The strength of roadkill hotspots is a factor of the number of roadkill per unit length of roadway; if the number of roadkill decreases or the size of the scale increases, the strength of the hotspot will be reduced. Conversely, if the number of roadkill increase or the scale length decreases, the strength of the hotspot increases. Strength here is a measure of anomaly – how far outside the set confidence interval the value of the roadkill hotspot lies.

It is important to choose an appropriate scale (the diameter length containing the sum of roadkill data) to align with the practical considerations of roadkill mitigation structure and target animal in question (if present). The species in question and the area size of its range often dictate the scale used. Corresponding mitigation structures, e.g. fencing, would fence at minimum the length of the hotspot though likely more to avoid the ‘fence-end effect’ – fencing only the locations of roadkill hotspots is ineffective as the animal trying to cross would simply follow the fence to where it ends and cross there, creating a new hotspot.

In practice, monetary costs are levied on the tax payer, therefore efficiency with mitigating structures is key. The roadkill hotspot scale and subsequent mitigating structure scale is usually a compromise between ecology and economics.

=== Species ===
Varying animal types produce roadkill hotspots in different locations, making it a challenge for researchers to recommend specific locations for mitigation that benefit the entire ecosystem. As a result, specific species may receive priority or roadkill data may be combined along animal type or ecosystem role, e.g. birds, small mammals, reptiles, specialists, etc. Additionally, specific animal types require specific types of mitigation infrastructure, e.g. even if a bird and reptile hotspot overlaps, both require different types of fencing. Combining an endangered animal with roadkill data from its animal type serves to protect both the endangered and all members of its kind, though hotspot locations can fluctuate between individual species within the same family group.

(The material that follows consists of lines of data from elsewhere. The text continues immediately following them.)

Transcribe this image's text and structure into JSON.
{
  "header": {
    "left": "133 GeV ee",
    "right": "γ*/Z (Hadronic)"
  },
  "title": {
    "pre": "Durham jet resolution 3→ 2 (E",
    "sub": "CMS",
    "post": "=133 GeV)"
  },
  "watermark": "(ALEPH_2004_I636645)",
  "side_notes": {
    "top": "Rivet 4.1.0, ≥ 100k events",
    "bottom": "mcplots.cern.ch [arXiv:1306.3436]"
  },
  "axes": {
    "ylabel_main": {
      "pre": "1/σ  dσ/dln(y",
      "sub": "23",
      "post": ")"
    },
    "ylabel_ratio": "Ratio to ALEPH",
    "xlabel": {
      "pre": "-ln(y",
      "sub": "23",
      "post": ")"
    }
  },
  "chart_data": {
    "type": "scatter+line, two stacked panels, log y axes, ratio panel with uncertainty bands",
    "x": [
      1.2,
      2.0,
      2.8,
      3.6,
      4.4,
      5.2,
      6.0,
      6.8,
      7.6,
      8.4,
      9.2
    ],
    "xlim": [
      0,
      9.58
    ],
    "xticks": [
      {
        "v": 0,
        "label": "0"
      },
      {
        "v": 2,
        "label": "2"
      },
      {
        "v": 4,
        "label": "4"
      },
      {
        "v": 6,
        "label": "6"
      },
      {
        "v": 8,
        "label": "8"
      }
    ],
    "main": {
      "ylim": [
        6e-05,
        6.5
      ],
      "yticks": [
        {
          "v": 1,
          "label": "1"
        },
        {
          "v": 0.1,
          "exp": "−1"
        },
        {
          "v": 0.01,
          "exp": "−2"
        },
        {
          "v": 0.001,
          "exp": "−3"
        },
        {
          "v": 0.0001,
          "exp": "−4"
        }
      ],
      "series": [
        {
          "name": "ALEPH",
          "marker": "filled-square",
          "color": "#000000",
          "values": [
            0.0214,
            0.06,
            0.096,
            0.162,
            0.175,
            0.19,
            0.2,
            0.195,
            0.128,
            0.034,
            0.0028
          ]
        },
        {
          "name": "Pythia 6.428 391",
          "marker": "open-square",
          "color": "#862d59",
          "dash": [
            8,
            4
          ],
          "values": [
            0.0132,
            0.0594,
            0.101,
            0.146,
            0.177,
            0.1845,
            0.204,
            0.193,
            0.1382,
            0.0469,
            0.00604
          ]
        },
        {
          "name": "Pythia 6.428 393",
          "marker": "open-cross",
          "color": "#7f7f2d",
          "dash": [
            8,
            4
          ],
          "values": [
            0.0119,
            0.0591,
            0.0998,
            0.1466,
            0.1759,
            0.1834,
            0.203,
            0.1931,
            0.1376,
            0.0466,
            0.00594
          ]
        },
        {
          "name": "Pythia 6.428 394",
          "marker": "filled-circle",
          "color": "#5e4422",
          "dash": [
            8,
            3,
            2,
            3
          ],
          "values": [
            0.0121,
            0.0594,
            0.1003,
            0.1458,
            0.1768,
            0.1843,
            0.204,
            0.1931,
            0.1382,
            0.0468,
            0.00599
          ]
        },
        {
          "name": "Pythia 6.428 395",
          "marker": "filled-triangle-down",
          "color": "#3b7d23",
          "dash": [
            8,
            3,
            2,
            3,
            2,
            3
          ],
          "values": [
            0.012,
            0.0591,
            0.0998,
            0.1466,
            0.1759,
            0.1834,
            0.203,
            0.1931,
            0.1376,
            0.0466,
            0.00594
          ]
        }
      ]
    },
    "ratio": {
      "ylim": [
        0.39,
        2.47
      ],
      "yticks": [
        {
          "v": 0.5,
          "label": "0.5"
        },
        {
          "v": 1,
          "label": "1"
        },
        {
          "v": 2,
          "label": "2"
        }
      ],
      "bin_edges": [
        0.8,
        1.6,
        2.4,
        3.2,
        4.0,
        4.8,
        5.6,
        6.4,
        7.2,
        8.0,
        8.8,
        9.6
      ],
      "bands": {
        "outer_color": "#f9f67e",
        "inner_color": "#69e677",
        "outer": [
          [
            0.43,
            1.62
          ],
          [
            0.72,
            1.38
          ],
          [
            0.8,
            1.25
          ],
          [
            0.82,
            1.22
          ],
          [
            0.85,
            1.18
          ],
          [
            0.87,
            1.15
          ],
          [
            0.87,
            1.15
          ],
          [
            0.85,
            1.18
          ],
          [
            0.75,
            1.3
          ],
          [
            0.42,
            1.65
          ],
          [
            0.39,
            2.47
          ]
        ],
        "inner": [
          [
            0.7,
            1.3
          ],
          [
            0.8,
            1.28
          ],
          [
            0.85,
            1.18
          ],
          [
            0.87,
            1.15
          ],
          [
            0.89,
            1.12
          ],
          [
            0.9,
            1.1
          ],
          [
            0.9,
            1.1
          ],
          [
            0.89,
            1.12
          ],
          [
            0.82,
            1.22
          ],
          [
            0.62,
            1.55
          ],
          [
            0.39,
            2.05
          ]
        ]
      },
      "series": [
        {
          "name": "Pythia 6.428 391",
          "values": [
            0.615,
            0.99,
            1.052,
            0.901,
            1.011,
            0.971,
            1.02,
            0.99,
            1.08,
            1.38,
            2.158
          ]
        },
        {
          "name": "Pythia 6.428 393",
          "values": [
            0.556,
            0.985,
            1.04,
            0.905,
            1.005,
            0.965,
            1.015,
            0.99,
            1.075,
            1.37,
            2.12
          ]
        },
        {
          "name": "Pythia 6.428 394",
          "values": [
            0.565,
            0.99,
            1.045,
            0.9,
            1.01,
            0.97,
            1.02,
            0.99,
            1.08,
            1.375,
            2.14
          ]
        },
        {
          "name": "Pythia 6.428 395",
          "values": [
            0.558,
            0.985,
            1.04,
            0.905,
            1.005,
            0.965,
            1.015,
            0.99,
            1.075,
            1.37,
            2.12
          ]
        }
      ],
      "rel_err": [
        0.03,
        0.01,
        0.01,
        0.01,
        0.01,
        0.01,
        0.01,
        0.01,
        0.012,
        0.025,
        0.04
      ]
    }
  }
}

=== Temporal nature of roadkill hotspots ===
Roadkill hotspots are dynamic – their presence fluctuates over time. Roadkill hotspot presence and strength is subject to seasonality, animal migration patterns, dispersal, feeding, breeding, and journeys taken to complete lifecycle needs; likewise, roadkill data used to determine roadkill hotspots should consider these factors. Road mortality surveys (researcher-conducted scanning of the roadway looking for roadkill) are most effective when adhering to a consistent and systematic protocol so that accumulated data are a good representation of the research site regardless of time.

Understanding roadkill hotspot variability over time is essential for mitigation purposes. For example, once hotspot seasonality is determined, warnings of potential animal crossings can be timed and delivered to motorists, increasing driver awareness. Studies have shown that permanent animal crossing signs are all but ignored by motorists.